Ferromanganese (Fe–Mn) nodules grow in not only deep-sea environments but also shallow sea (< 200 m), lakes and terrestrial soils. Fe–Mn nodules, excepting deep-sea Fe–Mn nodules, have been considered to form layered structure due to change of ambient redox potential. Redox potential within soil environments is generally controlled by soil moisture associated with climate; the redox potential decreases under wet conditions and increases under dry conditions¹. Therefore, the layered structure of terrestrial Fe–Mn nodules can be a potential paleoclimate indicator. However, association between the layered structure and paleoclimate has not been clarified yet.
We performed bulk chemical analysis, computed tomography (CT) analysis, and elemental mapping for the Fe–Mn nodules of up to 2 cm in diameter from Shimajiri-Mahji (dark-red soil) in Okinawa Island. Although the origin of the Fe–Mn nodules in Shimajiri-Mahji has been proposed as both marine and terrestrial, geochemical features of the samples (positive Ce anomaly and low Ni and Cu content) clearly indicate its terrestrial origin. CT images of the samples show that the layered structure comprised three denser layers and two sparser layers at maximum. In elemental maps, the samples show the layered structure showing rhythmical changes of Mn/Fe ratio of 0.34–0.37 mm/cycle from the center toward the rim.
Based on U-Th dating, growth rate of Fe–Mn nodules in Shimajiri-Mahji has been reported to be 61 mm/Myr on average². Therefore, assuming average growth rate of 61 mm/Myr, high or low Mn/Fe layers formed repeatedly at 5.5–6.1 kyr/cycle. This frequency is mostly consistent with the changes in temporal intensity of the East Asian monsoon (6.1, 4.7 and 4.2 kyr/cycle) during the last interglacial–glacial cycle³. Therefore, the layered structure of Mn/Fe ratios probably reflects changes in the soil moisture in Shimajiri–Mahji associated with changes in the temporal intensity of the East Asian monsoon.
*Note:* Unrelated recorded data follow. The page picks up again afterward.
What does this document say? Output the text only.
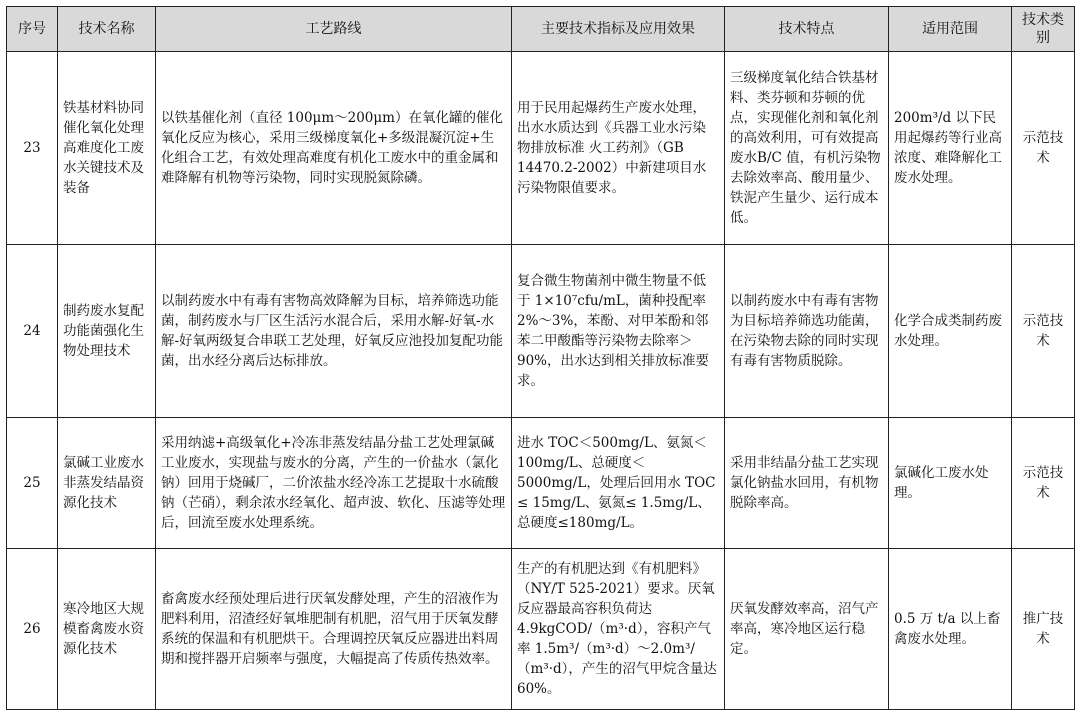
序号	技术名称	工艺路线	主要技术指标及应用效果	技术特点	适用范围	技术类别
23	铁基材料协同催化氧化处理高难度化工废水关键技术及装备	以铁基催化剂（直径 100μm～200μm）在氧化罐的催化氧化反应为核心，采用三级梯度氧化+多级混凝沉淀+生化组合工艺，有效处理高难度有机化工废水中的重金属和难降解有机物等污染物，同时实现脱氮除磷。	用于民用起爆药生产废水处理，出水水质达到《兵器工业水污染物排放标准 火工药剂》（GB 14470.2-2002）中新建项目水污染物限值要求。	三级梯度氧化结合铁基材料、类芬顿和芬顿的优点，实现催化剂和氧化剂的高效利用，可有效提高废水B/C 值，有机污染物去除效率高、酸用量少、铁泥产生量少、运行成本低。	200m³/d 以下民用起爆药等行业高浓度、难降解化工废水处理。	示范技术
24	制药废水复配功能菌强化生物处理技术	以制药废水中有毒有害物高效降解为目标，培养筛选功能菌，制药废水与厂区生活污水混合后，采用水解-好氧-水解-好氧两级复合串联工艺处理，好氧反应池投加复配功能菌，出水经分离后达标排放。	复合微生物菌剂中微生物量不低于 1×10⁷cfu/mL，菌种投配率 2%～3%，苯酚、对甲苯酚和邻苯二甲酸酯等污染物去除率＞90%，出水达到相关排放标准要求。	以制药废水中有毒有害物为目标培养筛选功能菌，在污染物去除的同时实现有毒有害物质脱除。	化学合成类制药废水处理。	示范技术
25	氯碱工业废水非蒸发结晶资源化技术	采用纳滤+高级氧化+冷冻非蒸发结晶分盐工艺处理氯碱工业废水，实现盐与废水的分离，产生的一价盐水（氯化钠）回用于烧碱厂，二价浓盐水经冷冻工艺提取十水硫酸钠（芒硝），剩余浓水经氧化、超声波、软化、压滤等处理后，回流至废水处理系统。	进水 TOC＜500mg/L、氨氮＜100mg/L、总硬度＜5000mg/L，处理后回用水 TOC ≤ 15mg/L、氨氮≤ 1.5mg/L、总硬度≤180mg/L。	采用非结晶分盐工艺实现氯化钠盐水回用，有机物脱除率高。	氯碱化工废水处理。	示范技术
26	寒冷地区大规模畜禽废水资源化技术	畜禽废水经预处理后进行厌氧发酵处理，产生的沼液作为肥料利用，沼渣经好氧堆肥制有机肥，沼气用于厌氧发酵系统的保温和有机肥烘干。合理调控厌氧反应器进出料周期和搅拌器开启频率与强度，大幅提高了传质传热效率。	生产的有机肥达到《有机肥料》（NY/T 525-2021）要求。厌氧反应器最高容积负荷达4.9kgCOD/（m³·d），容积产气率 1.5m³/（m³·d）～2.0m³/（m³·d），产生的沼气甲烷含量达 60%。	厌氧发酵效率高，沼气产率高，寒冷地区运行稳定。	0.5 万 t/a 以上畜禽废水处理。	推广技术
The dense and sparse layers of terrestrial Fe–Mn nodules shown in CT images have been suggested to result from slower growth in gradual increase of redox potential and faster growth in rapid increase of redox potential, respectively¹. Therefore, the samples would have experienced up to three periods with gradual increase of redox potential (i.e., gradual drying) and two periods with rapid increase of redox potential (i.e., rapid drying). Assuming average growth rate of 61 mm/Myr, the dense layers would from in relatively humid ambient conditions in warmer periods (<10, 40–50 and ~80 ka). These relatively warm periods and the changing intensity of the East Asian monsoon at the millennial timescale may have resulted in gradual increase of the redox potential (i.e., gradual drying) in Shimajiri–Mahji owing to the high background level of water vapor content in the air, which would have formed dense layers.
This study indicates that the layered structure of terrestrial Fe–Mn nodules is a paleoclimatic indicator. Therefore, it will be possible to discuss paleoclimate from terrestrial Fe–Mn nodules in paleo soils and sediments (sedimentary rocks). However, previous discrimination diagram⁴ based on Fe–Mn nodules’ chemical composition cannot identify Fe–Mn nodules from shallow sea, lakes and soils. Accordingly, we proposed new geochemical discrimination diagram based on Co/Rb and Al/Na ratios which makes able to identify formation environments of Fe–Mn nodules. Our discrimination scheme will contribute to studies on paleoclimates and the formation process of soils and sediments containing Fe–Mn nodules.

1. Yu et al., Chem. Geol. 531, 119357 (2020).
2. Taira et al., Geochem. J. 13, 301–305 (1979).
3. Wang et al., Nature 451, 1090–1093 (2008).
4. Nicholson, Econ. Geol. 87, 1253–1264 (1992).